Many years ago, I read One Hundred Years of Solitude by Gabriel Garcia Marquez. I devoured it. I loved the words; I loved the story; I loved the magic. I read it incredibly quickly, then reread it again (and again), savoring the language. I imagined being swarmed by yellow butterflies, just like Mauricio.

Shortly after finishing One Hundred Years of Solitude, a friend lent me Love in the Time of Cholera. Again, it was love at first read. The obsessions, the twists, the language. Had I found a new favorite author?

Somewhat obsessed myself, I went to the public library and checked out all of the books I could find by Gabriel Garcia Marquez. And as I began to read them, I slowly felt disappointment creeping over me. The stories were flat. The plots weren’t intriguing. Where was the magic?

Since then, I’m been somewhat wary of reading additional books from authors who I’ve adored from the first word. That first encounter with them creates such an impression. I want to savor that, not have it tainted by additional works. Yes, there’s the argument that I may discover even more that I love. But I may not.

In 2005, my favorite book was published, The Year of Magical Thinking by Joan Didion. It is a heart wrenching memoir of the first year of Ms.
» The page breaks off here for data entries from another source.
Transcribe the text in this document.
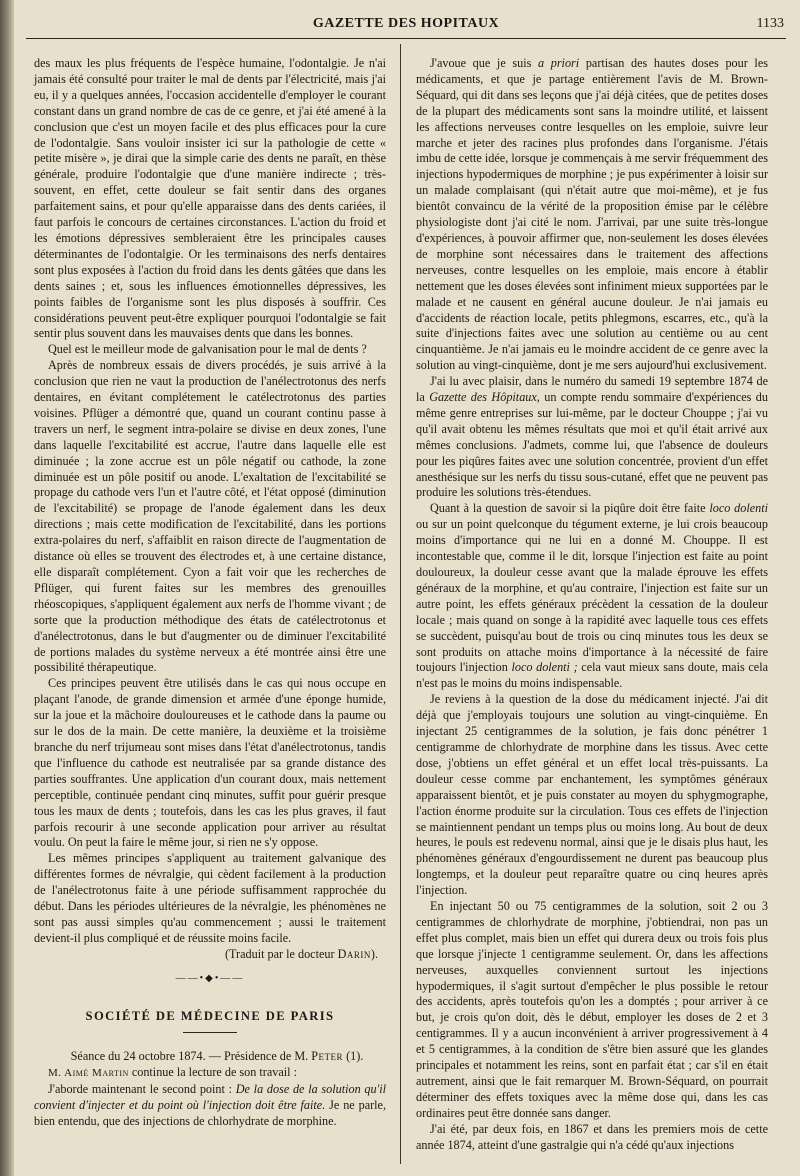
GAZETTE DES HOPITAUX	1133

des maux les plus fréquents de l'espèce humaine, l'odontalgie. Je n'ai jamais été consulté pour traiter le mal de dents par l'électricité, mais j'ai eu, il y a quelques années, l'occasion accidentelle d'employer le courant constant dans un grand nombre de cas de ce genre, et j'ai été amené à la conclusion que c'est un moyen facile et des plus efficaces pour la cure de l'odontalgie. Sans vouloir insister ici sur la pathologie de cette « petite misère », je dirai que la simple carie des dents ne paraît, en thèse générale, produire l'odontalgie que d'une manière indirecte ; très-souvent, en effet, cette douleur se fait sentir dans des organes parfaitement sains, et pour qu'elle apparaisse dans des dents cariées, il faut parfois le concours de certaines circonstances. L'action du froid et les émotions dépressives sembleraient être les principales causes déterminantes de l'odontalgie. Or les terminaisons des nerfs dentaires sont plus exposées à l'action du froid dans les dents gâtées que dans les dents saines ; et, sous les influences émotionnelles dépressives, les points faibles de l'organisme sont les plus disposés à souffrir. Ces considérations peuvent peut-être expliquer pourquoi l'odontalgie se fait sentir plus souvent dans les mauvaises dents que dans les bonnes.

Quel est le meilleur mode de galvanisation pour le mal de dents ?

Après de nombreux essais de divers procédés, je suis arrivé à la conclusion que rien ne vaut la production de l'anélectrotonus des nerfs dentaires, en évitant complétement le catélectrotonus des parties voisines. Pflüger a démontré que, quand un courant continu passe à travers un nerf, le segment intra-polaire se divise en deux zones, l'une dans laquelle l'excitabilité est accrue, l'autre dans laquelle elle est diminuée ; la zone accrue est un pôle négatif ou cathode, la zone diminuée est un pôle positif ou anode. L'exaltation de l'excitabilité se propage du cathode vers l'un et l'autre côté, et l'état opposé (diminution de l'excitabilité) se propage de l'anode également dans les deux directions ; mais cette modification de l'excitabilité, dans les portions extra-polaires du nerf, s'affaiblit en raison directe de l'augmentation de distance où elles se trouvent des électrodes et, à une certaine distance, elle disparaît complétement. Cyon a fait voir que les recherches de Pflüger, qui furent faites sur les membres des grenouilles rhéoscopiques, s'appliquent également aux nerfs de l'homme vivant ; de sorte que la production méthodique des états de catélectrotonus et d'anélectrotonus, dans le but d'augmenter ou de diminuer l'excitabilité de portions malades du système nerveux a été montrée ainsi être une possibilité thérapeutique.

Ces principes peuvent être utilisés dans le cas qui nous occupe en plaçant l'anode, de grande dimension et armée d'une éponge humide, sur la joue et la mâchoire douloureuses et le cathode dans la paume ou sur le dos de la main. De cette manière, la deuxième et la troisième branche du nerf trijumeau sont mises dans l'état d'anélectrotonus, tandis que l'influence du cathode est neutralisée par sa grande distance des parties souffrantes. Une application d'un courant doux, mais nettement perceptible, continuée pendant cinq minutes, suffit pour guérir presque tous les maux de dents ; toutefois, dans les cas les plus graves, il faut parfois recourir à une seconde application pour arriver au résultat voulu. On peut la faire le même jour, si rien ne s'y oppose.

Les mêmes principes s'appliquent au traitement galvanique des différentes formes de névralgie, qui cèdent facilement à la production de l'anélectrotonus faite à une période suffisamment rapprochée du début. Dans les périodes ultérieures de la névralgie, les phénomènes ne sont pas aussi simples qu'au commencement ; aussi le traitement devient-il plus compliqué et de réussite moins facile.

(Traduit par le docteur Darin).

——•◆•——
SOCIÉTÉ DE MÉDECINE DE PARIS

Séance du 24 octobre 1874. — Présidence de M. Peter (1).

M. Aimé Martin continue la lecture de son travail :

J'aborde maintenant le second point : De la dose de la solution qu'il convient d'injecter et du point où l'injection doit être faite. Je ne parle, bien entendu, que des injections de chlorhydrate de morphine.

J'avoue que je suis a priori partisan des hautes doses pour les médicaments, et que je partage entièrement l'avis de M. Brown-Séquard, qui dit dans ses leçons que j'ai déjà citées, que de petites doses de la plupart des médicaments sont sans la moindre utilité, et laissent les affections nerveuses contre lesquelles on les emploie, suivre leur marche et jeter des racines plus profondes dans l'organisme. J'étais imbu de cette idée, lorsque je commençais à me servir fréquemment des injections hypodermiques de morphine ; je pus expérimenter à loisir sur un malade complaisant (qui n'était autre que moi-même), et je fus bientôt convaincu de la vérité de la proposition émise par le célèbre physiologiste dont j'ai cité le nom. J'arrivai, par une suite très-longue d'expériences, à pouvoir affirmer que, non-seulement les doses élevées de morphine sont nécessaires dans le traitement des affections nerveuses, contre lesquelles on les emploie, mais encore à établir nettement que les doses élevées sont infiniment mieux supportées par le malade et ne causent en général aucune douleur. Je n'ai jamais eu d'accidents de réaction locale, petits phlegmons, escarres, etc., qu'à la suite d'injections faites avec une solution au centième ou au cent cinquantième. Je n'ai jamais eu le moindre accident de ce genre avec la solution au vingt-cinquième, dont je me sers aujourd'hui exclusivement.

J'ai lu avec plaisir, dans le numéro du samedi 19 septembre 1874 de la Gazette des Hôpitaux, un compte rendu sommaire d'expériences du même genre entreprises sur lui-même, par le docteur Chouppe ; j'ai vu qu'il avait obtenu les mêmes résultats que moi et qu'il était arrivé aux mêmes conclusions. J'admets, comme lui, que l'absence de douleurs pour les piqûres faites avec une solution concentrée, provient d'un effet anesthésique sur les nerfs du tissu sous-cutané, effet que ne peuvent pas produire les solutions très-étendues.

Quant à la question de savoir si la piqûre doit être faite loco dolenti ou sur un point quelconque du tégument externe, je lui crois beaucoup moins d'importance qui ne lui en a donné M. Chouppe. Il est incontestable que, comme il le dit, lorsque l'injection est faite au point douloureux, la douleur cesse avant que la malade éprouve les effets généraux de la morphine, et qu'au contraire, l'injection est faite sur un autre point, les effets généraux précèdent la cessation de la douleur locale ; mais quand on songe à la rapidité avec laquelle tous ces effets se succèdent, puisqu'au bout de trois ou cinq minutes tous les deux se sont produits on attache moins d'importance à la nécessité de faire toujours l'injection loco dolenti ; cela vaut mieux sans doute, mais cela n'est pas le moins du moins indispensable.

Je reviens à la question de la dose du médicament injecté. J'ai dit déjà que j'employais toujours une solution au vingt-cinquième. En injectant 25 centigrammes de la solution, je fais donc pénétrer 1 centigramme de chlorhydrate de morphine dans les tissus. Avec cette dose, j'obtiens un effet général et un effet local très-puissants. La douleur cesse comme par enchantement, les symptômes généraux apparaissent bientôt, et je puis constater au moyen du sphygmographe, l'action énorme produite sur la circulation. Tous ces effets de l'injection se maintiennent pendant un temps plus ou moins long. Au bout de deux heures, le pouls est redevenu normal, ainsi que je le disais plus haut, les phénomènes généraux d'engourdissement ne durent pas beaucoup plus longtemps, et la douleur peut reparaître quatre ou cinq heures après l'injection.

En injectant 50 ou 75 centigrammes de la solution, soit 2 ou 3 centigrammes de chlorhydrate de morphine, j'obtiendrai, non pas un effet plus complet, mais bien un effet qui durera deux ou trois fois plus que lorsque j'injecte 1 centigramme seulement. Or, dans les affections nerveuses, auxquelles conviennent surtout les injections hypodermiques, il s'agit surtout d'empêcher le plus possible le retour des accidents, après toutefois qu'on les a domptés ; pour arriver à ce but, je crois qu'on doit, dès le début, employer les doses de 2 et 3 centigrammes. Il y a aucun inconvénient à arriver progressivement à 4 et 5 centigrammes, à la condition de s'être bien assuré que les glandes principales et notamment les reins, sont en parfait état ; car s'il en était autrement, ainsi que le fait remarquer M. Brown-Séquard, on pourrait déterminer des effets toxiques avec la même dose qui, dans les cas ordinaires peut être donnée sans danger.

J'ai été, par deux fois, en 1867 et dans les premiers mois de cette année 1874, atteint d'une gastralgie qui n'a cédé qu'aux injections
Didion’s widowhood, during which she was confronting grief, as well as taking care of an adult child hospitalized just before her father’s death. She flashes back to stories when she and her husband are together, suddenly remembering that he is no longer with her. It’s not a book comprised solely of happy memories, though many were. It’s real. It reflects how relationships are built in the day-to-day stuff that you slug through. It highlights how we replay true events in our mind. What if I had just done this differently? Could I have prevented the outcome? Her writing is sharp and meandering at the same time, providing a beautiful juxtaposition. This is my go-to book. Whenever I want to indulge in elegant language, or need a good cry, I pick up this book.

Fast forward to last Friday. I was at a friend’s house. She was on the phone; I was examining her bookshelf. I noticed an old, tattered copy of A Book of Common Prayer by Joan Didion.

Dare I?

As she hung up the phone, I lifted the worn book from the shelf. I casually asked, “How was this?” She paused. “I don’t remember reading it. You read it and let me know.” I turned it over in my hands.

Dare I?

She gazed at the bookshelf. “You know, I must have read it. This is my shelf where I keep my most treasured books. I just can’t remember what it was about.”

I dare.

I begin reading on the bus ride home. The first few chapters are not disappointing. The language is straightforward, yet complex. The scenes are not in chronological order, so there is suspense and revelation with each fact that is revealed. It’s quirky. It provides glimpses of realistic insight into the nastiness of family affairs and life as a privileged expat. By Sunday morning, I have finished the book.

And I still have a favorite author. Thank you, Ms. Didion.